Squizzato and colleagues also relay that, after the acute phase, freedom from any branch-related event at 15 years was 48% (95% confidence interval [CI], 32–70). In addition, they state that 31 branch-related events occurred in 19 patients over 15 years: 12 interventions (76% freedom; 95% CI, 63–92), 10 aneurysms (67% freedom; 95% CI, 50–90), eight malperfusions (76% freedom; 95% CI, 61–94) and one rupture (94% freedom; 95% CI, 84–100). There were no branch-related deaths, they report.
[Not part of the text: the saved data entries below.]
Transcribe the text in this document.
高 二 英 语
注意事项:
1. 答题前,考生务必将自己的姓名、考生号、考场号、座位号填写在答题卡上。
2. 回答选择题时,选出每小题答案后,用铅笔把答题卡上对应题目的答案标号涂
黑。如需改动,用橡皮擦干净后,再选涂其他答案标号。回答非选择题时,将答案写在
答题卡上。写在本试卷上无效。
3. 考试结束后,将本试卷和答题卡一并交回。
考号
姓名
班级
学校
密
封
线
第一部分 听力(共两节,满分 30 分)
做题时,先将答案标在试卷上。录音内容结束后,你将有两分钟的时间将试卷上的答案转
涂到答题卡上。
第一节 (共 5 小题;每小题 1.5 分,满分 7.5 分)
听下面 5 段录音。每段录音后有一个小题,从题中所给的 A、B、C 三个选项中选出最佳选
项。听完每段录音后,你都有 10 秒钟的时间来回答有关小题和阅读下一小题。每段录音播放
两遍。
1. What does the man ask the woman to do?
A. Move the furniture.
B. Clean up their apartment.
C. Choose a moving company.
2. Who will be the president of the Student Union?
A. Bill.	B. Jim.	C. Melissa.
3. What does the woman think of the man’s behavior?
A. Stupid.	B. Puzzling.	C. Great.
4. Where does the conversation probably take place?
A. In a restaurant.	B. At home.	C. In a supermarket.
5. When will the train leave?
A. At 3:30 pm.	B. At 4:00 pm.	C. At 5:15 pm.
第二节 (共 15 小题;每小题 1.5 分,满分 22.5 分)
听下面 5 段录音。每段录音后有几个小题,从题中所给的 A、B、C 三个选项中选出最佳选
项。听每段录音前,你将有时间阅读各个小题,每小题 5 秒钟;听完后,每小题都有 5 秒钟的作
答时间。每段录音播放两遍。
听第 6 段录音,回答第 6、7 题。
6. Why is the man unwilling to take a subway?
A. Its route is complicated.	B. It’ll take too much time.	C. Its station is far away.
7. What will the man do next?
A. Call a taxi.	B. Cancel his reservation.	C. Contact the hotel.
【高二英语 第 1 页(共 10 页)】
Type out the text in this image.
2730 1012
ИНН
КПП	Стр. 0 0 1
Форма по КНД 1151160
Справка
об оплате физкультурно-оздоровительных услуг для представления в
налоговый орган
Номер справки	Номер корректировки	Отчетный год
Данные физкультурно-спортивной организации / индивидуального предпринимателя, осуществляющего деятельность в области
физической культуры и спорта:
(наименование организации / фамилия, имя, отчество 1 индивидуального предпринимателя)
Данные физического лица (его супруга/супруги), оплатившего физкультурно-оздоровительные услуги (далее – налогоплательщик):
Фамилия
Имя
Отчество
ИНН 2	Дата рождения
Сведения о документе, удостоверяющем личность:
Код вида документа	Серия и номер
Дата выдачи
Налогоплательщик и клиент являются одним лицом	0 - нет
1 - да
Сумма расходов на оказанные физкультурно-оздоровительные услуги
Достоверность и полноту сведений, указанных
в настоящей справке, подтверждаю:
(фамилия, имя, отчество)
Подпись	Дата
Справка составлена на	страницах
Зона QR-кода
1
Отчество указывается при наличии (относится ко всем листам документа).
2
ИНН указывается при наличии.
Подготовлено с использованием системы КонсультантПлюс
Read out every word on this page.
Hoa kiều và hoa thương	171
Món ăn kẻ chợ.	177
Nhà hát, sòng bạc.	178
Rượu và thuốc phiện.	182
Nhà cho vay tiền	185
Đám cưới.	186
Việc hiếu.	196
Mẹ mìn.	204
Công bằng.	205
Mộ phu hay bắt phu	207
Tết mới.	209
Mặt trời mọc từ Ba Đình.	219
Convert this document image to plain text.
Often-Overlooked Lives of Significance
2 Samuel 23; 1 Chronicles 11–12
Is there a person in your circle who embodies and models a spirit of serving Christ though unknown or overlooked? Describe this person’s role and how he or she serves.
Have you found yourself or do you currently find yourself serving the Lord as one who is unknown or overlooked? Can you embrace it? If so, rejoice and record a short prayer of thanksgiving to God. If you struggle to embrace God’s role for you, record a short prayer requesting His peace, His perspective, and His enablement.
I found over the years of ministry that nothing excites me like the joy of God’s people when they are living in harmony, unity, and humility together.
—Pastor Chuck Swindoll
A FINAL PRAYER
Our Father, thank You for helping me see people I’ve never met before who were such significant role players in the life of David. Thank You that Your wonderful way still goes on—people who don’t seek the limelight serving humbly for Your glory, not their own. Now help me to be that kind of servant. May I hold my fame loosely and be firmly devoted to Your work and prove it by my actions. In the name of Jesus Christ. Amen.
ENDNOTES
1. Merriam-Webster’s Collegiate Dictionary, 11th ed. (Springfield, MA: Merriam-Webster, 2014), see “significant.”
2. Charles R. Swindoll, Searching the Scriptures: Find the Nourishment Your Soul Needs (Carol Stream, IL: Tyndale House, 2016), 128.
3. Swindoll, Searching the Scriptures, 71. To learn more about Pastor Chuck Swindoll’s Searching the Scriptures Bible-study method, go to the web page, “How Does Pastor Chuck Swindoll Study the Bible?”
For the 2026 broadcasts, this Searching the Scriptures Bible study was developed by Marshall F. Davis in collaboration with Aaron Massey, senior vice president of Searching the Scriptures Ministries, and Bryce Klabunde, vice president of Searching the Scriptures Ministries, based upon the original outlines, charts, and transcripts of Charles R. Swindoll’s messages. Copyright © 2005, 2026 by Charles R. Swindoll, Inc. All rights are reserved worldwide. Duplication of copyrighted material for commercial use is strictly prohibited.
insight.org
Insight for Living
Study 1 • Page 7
Writing in JVS, the authors further detail that type B aortic dissection (hazard ratio [HR], 3.5; 95% CI, 1.1–10.8; p=0.33), patency of the aortic false lumen (HR, 6.8; 95% CI, 1.1–42.2; p=0.038) and malperfusion syndrome at presentation (HR, 6; 95% CI, 1.3–28.6; p=0.023) were predictors of late aortic branch-related events.

Squizzato et al acknowledge some limitations of the present study, including its retrospective nature, which may have led to “inherent biases” due specifically to the initial code-based identification of patients with aortic dissection. Also, they recognise that the limited number of patients included in the final cohort “may have limited the power of the statistical analysis”. In particular, they write that it was not possible to discriminate the effect of complete versus partial thrombosis of the aortic false lumen on branch-related complications.

Despite these drawbacks, the authors also highlight a number of key strengths to their study. They explain that the population-based approach, for example, allowed them to gather detailed follow-up information and to report reliable long-term follow-up results, since their patient cohort was not subject to the referral bias usually noted in registry or single-centre reports.

In addition, they communicate that they tried to include in the primary endpoint only clinically significant events, excluding sub-aneurysmal arterial dilatations and imaging findings that were not associated with any clinical or laboratory manifestations.

Summarising the overall importance of their study, Squizzato and colleagues write: “The findings of statistically significant results in a relatively small sample size suggests that these factors truly have a clinically significant impact on the population of patients affected by aortic dissection.”